La sessione mattutina è terminata, sono passate due o tre ore di lezione o studio. E a mezzogiorno, a pranzo Hurry Up Please It’s Time (Affrettatevi per favore, è l’ora). Coloro che usano le sale da pranzo del grande centro universitario si dispongono come monadi. Insieme agli altri, senza parlare, tra un boccone e un’occhiata al cellulare, ai messaggi dei social network, forse alla puntata di una serie tv. Pranzo veloce per tornare al compito, con molta eccitazione. I see crowd of people, walking round in a ring (Vedo turbe di gente che cammina in cerchio).
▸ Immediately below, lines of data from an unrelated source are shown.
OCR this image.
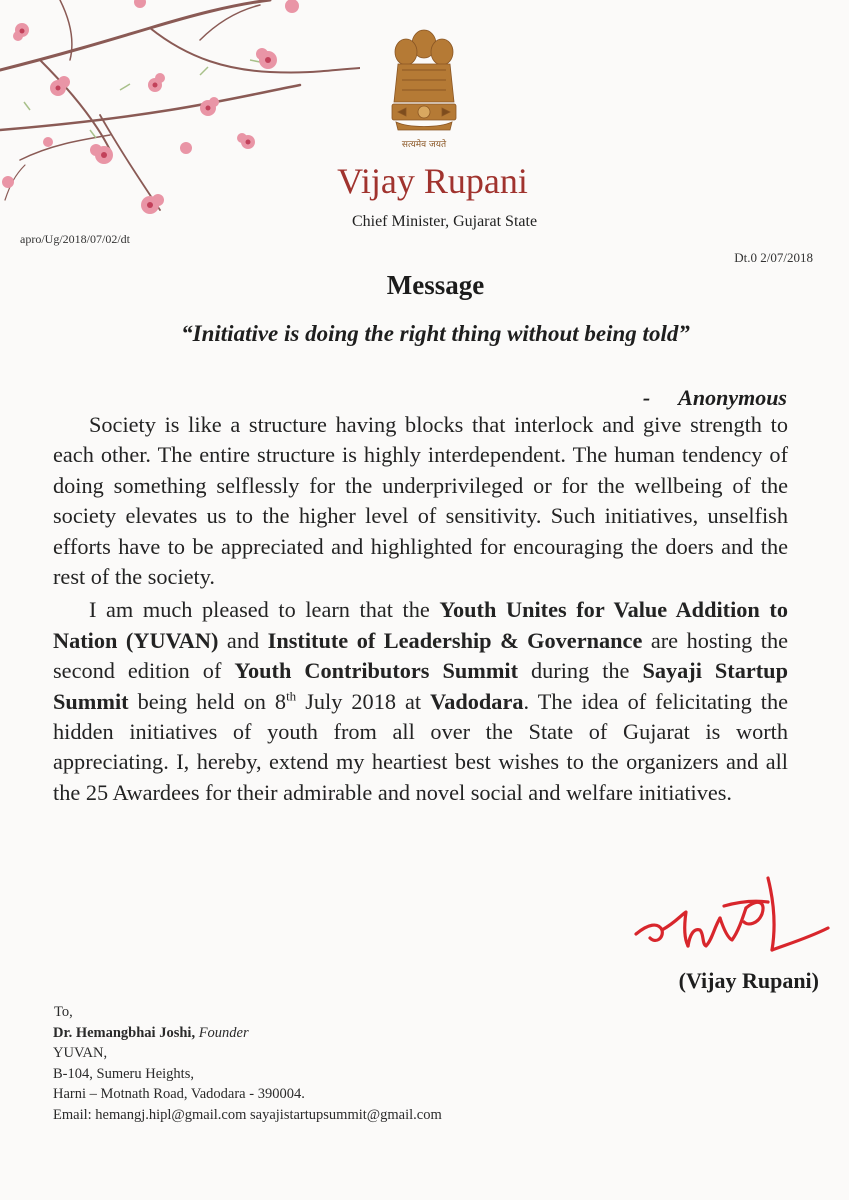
सत्यमेव जयते
Vijay Rupani
Chief Minister, Gujarat State
apro/Ug/2018/07/02/dt
Dt.0 2/07/2018
Message
“Initiative is doing the right thing without being told”
- Anonymous

Society is like a structure having blocks that interlock and give strength to each other. The entire structure is highly interdependent. The human tendency of doing something selflessly for the underprivileged or for the wellbeing of the society elevates us to the higher level of sensitivity. Such initiatives, unselfish efforts have to be appreciated and highlighted for encouraging the doers and the rest of the society.

I am much pleased to learn that the Youth Unites for Value Addition to Nation (YUVAN) and Institute of Leadership & Governance are hosting the second edition of Youth Contributors Summit during the Sayaji Startup Summit being held on 8th July 2018 at Vadodara. The idea of felicitating the hidden initiatives of youth from all over the State of Gujarat is worth appreciating. I, hereby, extend my heartiest best wishes to the organizers and all the 25 Awardees for their admirable and novel social and welfare initiatives.

(Vijay Rupani)
To,
Dr. Hemangbhai Joshi, Founder
YUVAN,
B-104, Sumeru Heights,
Harni – Motnath Road, Vadodara - 390004.
Email: hemangj.hipl@gmail.com sayajistartupsummit@gmail.com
Poi, un lungo, intenso pomeriggio, scienza finché non si è esausti. E nell’ora violetta, quando gli occhi e la schiena si levano dallo scrittoio, quando il motore umano attende come un tassì che pulsa nell’attesa (At the violet hour, when the eyes and back turn upward from the desk, when the human engine waits Like a taxi throbbing waiting). Al tramonto, all’ora dell’attesa, le soluzioni. Quali soluzioni? Un reportage del The Guardian di alcune settimane fa (“Come affrontare la solitudine all’università”) offriva le ricette per affrontare i problemi che la prolungata solitudine può causare alla salute mentale. Volontariato, yoga, ballo, sport… gli esperti raccomandano di non ossessionarsi con il lavoro, di riposare quando necessario, cercare attività con cui aumentare la cerchia delle conoscenze… tutte le formule salutari…. ma forse insufficienti per un’attesa palpitante. Il rigore sembra riservato solo allo studio, la competizione è molto severa.

Non c’è nessuno che si commuova per questa nuova terra desolata che abbiamo costruito per i nostri millennials? Non c’è nessuno che versi qualche lacrima di razionale e drammatica compassione? Il tempo è propizio. Eliot ritorna e chiede loro, gridando o sussurrando: “Who is the third who walks always beside you?” (“Chi è il terzo che sempre ti cammina accanto?”). Eliot torna e dice ancora: “When I count, there are only you and I together but when I look ahead up the write road, there is always another one walking beside you” (“Se conto, siamo soltanto tu ed io insieme, ma quando guardo innanzi a me lungo la strada bianca c’è sempre un altro che ti cammina accanto”). Ma chi è quello che va per la tua strada? Che fa la vostra strada?